In your patch only BLK_ENCRYPTION_MODE_AES_256_XTS.

> +    instance, the corresponding crypto mode of aes-xts-plain64 is
> +    BLK_ENCRYPTION_MODE_AES_256_XTS.

...

> +iv_large_sectors
> +   IV generators will use sector number counted in <sector_size> units
> +   instead of default 512 bytes sectors.
> +
> +   For example, if <sector_size> is 4096 bytes, plain64 IV for the second
> +   sector will be 8 (without flag) and 1 if iv_large_sectors is present.
> +   The <iv_offset> must be multiple of <sector_size> (in 512 bytes units)
> +   if this flag is specified.

Is it true? I see this comment in the code:

/* dm-inlinecrypt doesn't implement iv_large_sectors=false. */

...

> +Example scripts
> +===============
> +LUKS (Linux Unified Key Setup) is now the preferred way to set up disk
> +encryption with dm-inlinecrypt using the 'cryptsetup' utility, see
> +https://gitlab.com/cryptsetup/cryptsetup

Cryptsetup has no support for inlinecrypt and it is question if it should have.
It would require additional options and maybe LUKS2 metadata flag to make it persistent.

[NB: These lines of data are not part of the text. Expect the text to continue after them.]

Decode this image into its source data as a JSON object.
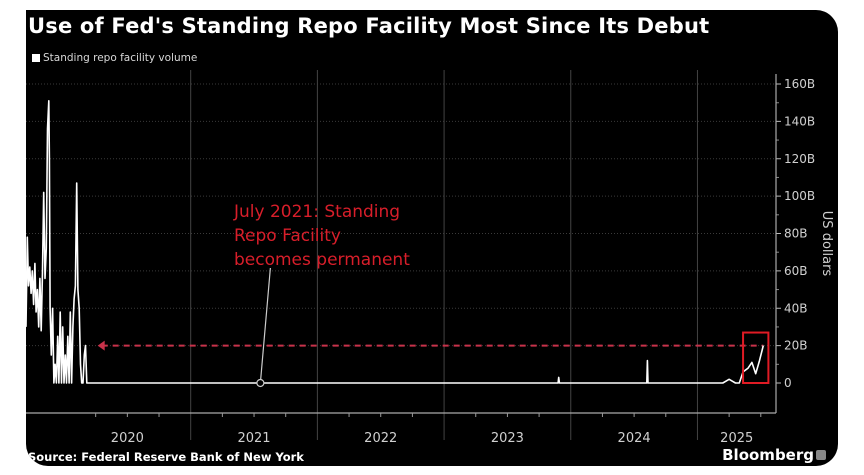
{
  "chart_data": {
    "type": "line",
    "title": "Use of Fed's Standing Repo Facility Most Since Its Debut",
    "legend": [
      "Standing repo facility volume"
    ],
    "legend_placement": "top-left",
    "ylabel": "US dollars",
    "xlabel": "",
    "ylim": [
      0,
      160
    ],
    "y_unit": "billions USD",
    "y_ticks": [
      "0",
      "20B",
      "40B",
      "60B",
      "80B",
      "100B",
      "120B",
      "140B",
      "160B"
    ],
    "y_tick_values": [
      0,
      20,
      40,
      60,
      80,
      100,
      120,
      140,
      160
    ],
    "x_ticks": [
      "2020",
      "2021",
      "2022",
      "2023",
      "2024",
      "2025"
    ],
    "xlim": [
      2019.7,
      2025.62
    ],
    "grid": true,
    "series": [
      {
        "name": "Standing repo facility volume",
        "color": "#ffffff",
        "x": [
          2019.7,
          2019.71,
          2019.72,
          2019.73,
          2019.74,
          2019.75,
          2019.76,
          2019.77,
          2019.78,
          2019.79,
          2019.8,
          2019.81,
          2019.82,
          2019.83,
          2019.84,
          2019.85,
          2019.86,
          2019.87,
          2019.88,
          2019.885,
          2019.89,
          2019.9,
          2019.91,
          2019.92,
          2019.93,
          2019.94,
          2019.95,
          2019.96,
          2019.97,
          2019.98,
          2019.99,
          2020.0,
          2020.01,
          2020.02,
          2020.03,
          2020.04,
          2020.05,
          2020.06,
          2020.07,
          2020.08,
          2020.09,
          2020.1,
          2020.11,
          2020.12,
          2020.13,
          2020.14,
          2020.15,
          2020.16,
          2020.17,
          2020.18,
          2020.2,
          2020.21,
          2020.22,
          2020.23,
          2020.25,
          2020.26,
          2021.55,
          2023.9,
          2023.905,
          2023.91,
          2024.6,
          2024.605,
          2024.61,
          2025.2,
          2025.25,
          2025.3,
          2025.33,
          2025.36,
          2025.4,
          2025.43,
          2025.46,
          2025.49,
          2025.52
        ],
        "values": [
          30,
          78,
          52,
          62,
          48,
          60,
          42,
          64,
          38,
          50,
          30,
          56,
          28,
          60,
          102,
          56,
          72,
          136,
          151,
          120,
          40,
          15,
          40,
          0,
          10,
          0,
          25,
          0,
          38,
          0,
          30,
          0,
          15,
          0,
          25,
          0,
          38,
          0,
          30,
          45,
          52,
          107,
          50,
          40,
          10,
          0,
          0,
          15,
          20,
          0,
          0,
          0,
          0,
          0,
          0,
          0,
          0,
          0,
          3,
          0,
          0,
          12,
          0,
          0,
          2,
          0,
          0,
          6,
          8,
          11,
          5,
          12,
          20
        ]
      }
    ],
    "annotations": [
      {
        "text_lines": [
          "July 2021: Standing",
          "Repo Facility",
          "becomes permanent"
        ],
        "color": "#d81e2a",
        "points_to_x": 2021.55,
        "points_to_y": 0
      },
      {
        "type": "dashed-reference-line",
        "y": 20,
        "from_x": 2020.25,
        "to_x": 2025.52,
        "color": "#c8324a"
      },
      {
        "type": "highlight-box",
        "x_range": [
          2025.36,
          2025.56
        ],
        "y_range": [
          0,
          27
        ],
        "color": "#e01b24"
      }
    ]
  },
  "footer": {
    "source": "Source: Federal Reserve Bank of New York",
    "brand": "Bloomberg"
  }
}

How did you test it? Please remove this cryptsetup example.
It can be added later when userspace get this functionality.

...> +
> +	#!/bin/sh
> +	# Create a inlinecrypt device using cryptsetup and LUKS header with default cipher
> +	cryptsetup luksFormat $1
> +	cryptsetup luksOpen $1 inlinecrypt1

ditto. This example will use dm-crypt, not dm-inlinecrypt.